An estimated 203.1 million adults visited shopping centers each month in 2003, up from 201.1 million in 2002. The average customer spent $68.20 per mall visit. The ICSC estimated that 76% of all nonautomotive retail sales (nearly $2 trillion worth) were generated by shopping centers, and that 17.6 million Americans were employed by them, or 14% of all nonagricultural workers in the United States.
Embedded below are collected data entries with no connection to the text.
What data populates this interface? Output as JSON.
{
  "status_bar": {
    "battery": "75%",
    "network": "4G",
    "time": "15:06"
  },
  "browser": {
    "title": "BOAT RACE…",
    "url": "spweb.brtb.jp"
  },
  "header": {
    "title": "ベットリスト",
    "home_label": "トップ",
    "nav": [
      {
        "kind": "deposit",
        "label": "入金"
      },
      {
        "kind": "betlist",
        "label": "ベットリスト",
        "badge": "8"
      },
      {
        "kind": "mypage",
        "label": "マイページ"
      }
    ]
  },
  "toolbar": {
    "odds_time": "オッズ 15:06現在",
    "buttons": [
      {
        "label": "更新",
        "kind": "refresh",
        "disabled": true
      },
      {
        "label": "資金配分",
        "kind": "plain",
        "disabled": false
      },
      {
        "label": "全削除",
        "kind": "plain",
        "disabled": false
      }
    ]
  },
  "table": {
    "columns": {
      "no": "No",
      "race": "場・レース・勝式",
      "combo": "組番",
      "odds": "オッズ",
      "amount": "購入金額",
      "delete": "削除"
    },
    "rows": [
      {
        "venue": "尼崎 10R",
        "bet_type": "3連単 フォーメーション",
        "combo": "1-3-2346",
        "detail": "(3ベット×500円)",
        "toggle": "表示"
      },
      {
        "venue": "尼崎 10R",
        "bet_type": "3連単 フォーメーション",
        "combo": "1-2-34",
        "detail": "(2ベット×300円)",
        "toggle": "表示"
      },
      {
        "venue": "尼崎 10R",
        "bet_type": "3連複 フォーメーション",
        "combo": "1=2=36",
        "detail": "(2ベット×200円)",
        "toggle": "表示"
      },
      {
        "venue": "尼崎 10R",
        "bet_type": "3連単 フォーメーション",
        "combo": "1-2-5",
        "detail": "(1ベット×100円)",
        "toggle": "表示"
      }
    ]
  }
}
According to the ICSC, the five largest shopping centers in the United States in 2003 were the Mall of America (Bloomington, Minnesota), King of Prussia Plaza (King of Prussia, Pennsylvania), South Coast Plaza (Costa Mesa, California), The Galleria (Houston, Texas), and Woodfield Mall (Schaumburg, Illinois). Although many of the largest ones were enclosed, 95% of shopping centers were open-air—according to the ICSC, there were just 1,130 enclosed malls in the United States.
Outlet Malls
Outlet shopping malls have become major attractions for American travelers. Outlet stores typically offer bargains on overstocked, discontinued, or slightly imperfect merchandise from major brand names. In 2003, according to the ICSC, there were 230 outlet malls, which had generated an estimated $16.5 billion in retail sales during 2002. The 2000 TIA Travel Poll reported that out of all travelers on trips of one hundred or more miles away from home, almost 40% visited an outlet mall. Of the visitors, 46% were men and 54% were women. One out of ten respondents cited outlet shopping as the primary reason for the trip. Most said it was the secondary reason, and about 10% said it was not an original reason for the trip, although they did visit an outlet mall.
The Mall of America
Opened in 1992, the Mall of America in Bloomington, Minnesota, was America's largest shopping mall in 2004, and the second largest in the world. More than 4.2 million square feet in size, it had more than 520 shops, sixty restaurants, eight nightclubs, a walk-through aquarium, and Camp Snoopy, the world's largest indoor family theme park. Built at a cost of $650 million, the mall employed more than eleven thousand people year round and was visited by approximately forty million people per year. Many were tourists who visited for a weekend of shopping. Tourists, 73% of whom drove there by car or bus, spent an average of $129 per visit in 2002, according to Mall of America officials.